Intoccabile. L’idea che mi stuzzicava era quella di riuscire, ad
esempio” a tagliare un cubetto di legno con la tecnica delle suddette
colonne del pensiero però da tutte e tre le direzioni delle spazio,
che, fino a prova contraria (se trascuriamo per un momento la
straordinaria realtà dello spazio-tempo Einsteiniano!) sono X, Y, e Z,
in modo che all’interno si vedesse una sfera.

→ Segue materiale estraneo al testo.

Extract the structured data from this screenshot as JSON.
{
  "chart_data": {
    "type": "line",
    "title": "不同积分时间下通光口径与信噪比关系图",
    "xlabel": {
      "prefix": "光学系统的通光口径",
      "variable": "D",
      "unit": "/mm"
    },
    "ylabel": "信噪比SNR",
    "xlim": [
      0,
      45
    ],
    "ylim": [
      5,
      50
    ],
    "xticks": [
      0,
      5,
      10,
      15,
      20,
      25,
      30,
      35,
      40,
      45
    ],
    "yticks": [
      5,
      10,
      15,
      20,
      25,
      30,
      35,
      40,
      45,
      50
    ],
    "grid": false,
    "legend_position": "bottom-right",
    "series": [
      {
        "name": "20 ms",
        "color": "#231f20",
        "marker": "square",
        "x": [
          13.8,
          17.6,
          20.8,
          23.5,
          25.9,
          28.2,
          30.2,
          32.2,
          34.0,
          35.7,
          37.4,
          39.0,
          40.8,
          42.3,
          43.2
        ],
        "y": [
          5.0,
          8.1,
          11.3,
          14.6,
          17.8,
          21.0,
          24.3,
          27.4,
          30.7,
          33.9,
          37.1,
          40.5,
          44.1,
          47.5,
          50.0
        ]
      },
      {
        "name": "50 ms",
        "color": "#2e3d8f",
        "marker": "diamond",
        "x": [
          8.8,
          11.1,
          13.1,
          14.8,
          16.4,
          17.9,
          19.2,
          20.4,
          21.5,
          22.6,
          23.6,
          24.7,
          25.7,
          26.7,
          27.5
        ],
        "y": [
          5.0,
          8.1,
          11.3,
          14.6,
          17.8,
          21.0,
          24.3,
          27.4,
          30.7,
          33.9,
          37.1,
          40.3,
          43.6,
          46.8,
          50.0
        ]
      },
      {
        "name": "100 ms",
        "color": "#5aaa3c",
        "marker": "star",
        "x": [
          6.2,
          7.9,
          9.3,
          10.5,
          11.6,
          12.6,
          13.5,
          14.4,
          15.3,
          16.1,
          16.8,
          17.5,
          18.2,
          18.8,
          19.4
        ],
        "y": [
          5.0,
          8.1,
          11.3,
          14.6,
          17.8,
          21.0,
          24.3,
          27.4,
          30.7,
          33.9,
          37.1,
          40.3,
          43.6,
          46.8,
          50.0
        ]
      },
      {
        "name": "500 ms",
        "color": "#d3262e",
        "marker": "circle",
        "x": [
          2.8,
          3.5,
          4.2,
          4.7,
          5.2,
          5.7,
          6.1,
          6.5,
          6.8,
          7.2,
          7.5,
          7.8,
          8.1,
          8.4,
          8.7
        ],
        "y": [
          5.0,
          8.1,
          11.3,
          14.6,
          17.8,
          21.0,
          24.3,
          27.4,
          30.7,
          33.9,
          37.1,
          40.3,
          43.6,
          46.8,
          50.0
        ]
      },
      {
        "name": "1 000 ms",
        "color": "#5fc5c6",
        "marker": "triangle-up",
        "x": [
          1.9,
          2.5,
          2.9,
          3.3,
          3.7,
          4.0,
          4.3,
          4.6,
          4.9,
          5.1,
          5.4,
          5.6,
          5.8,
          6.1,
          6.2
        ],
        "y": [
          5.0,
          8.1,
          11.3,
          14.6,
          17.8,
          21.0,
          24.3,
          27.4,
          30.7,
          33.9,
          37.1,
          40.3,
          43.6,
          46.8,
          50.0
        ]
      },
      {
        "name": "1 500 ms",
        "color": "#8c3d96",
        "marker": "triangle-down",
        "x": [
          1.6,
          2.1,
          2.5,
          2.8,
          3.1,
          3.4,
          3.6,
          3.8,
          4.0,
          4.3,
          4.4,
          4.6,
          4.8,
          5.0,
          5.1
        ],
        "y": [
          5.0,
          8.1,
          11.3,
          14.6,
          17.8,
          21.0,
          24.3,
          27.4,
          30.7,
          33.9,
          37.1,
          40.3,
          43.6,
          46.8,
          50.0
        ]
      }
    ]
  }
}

Discutemmo a lungo sulla fattibilità delle tre operazioni di tagli
successive e ricordo bene la conclusione a cui giungemmo:
operando il terzo taglio si sarebbe inesorabilmente distrutto il lavoro
già fatto.
Dopo poco tempo riuscii e realizzare una colonna del pensiero
tagliata nelle tre direzioni spaziali però arrivando alla conclusione
(risultata molto provvisoria alla prova dei successivi sviluppi che
vedremo) che la cosa era fattibile a condizione che il disegno riportato
sulle tre facce del cubo o del parallelepipedo non fosse un disegno
chiuso e che ,comunque,
toccasse sempre i quattro spigoli di ogni faccia.
In effetti se si guarda
la colonna del pensiero di cui sto parlando da tutte e tre le direzioni
dello spazio si “vede” sempre un forma ad X.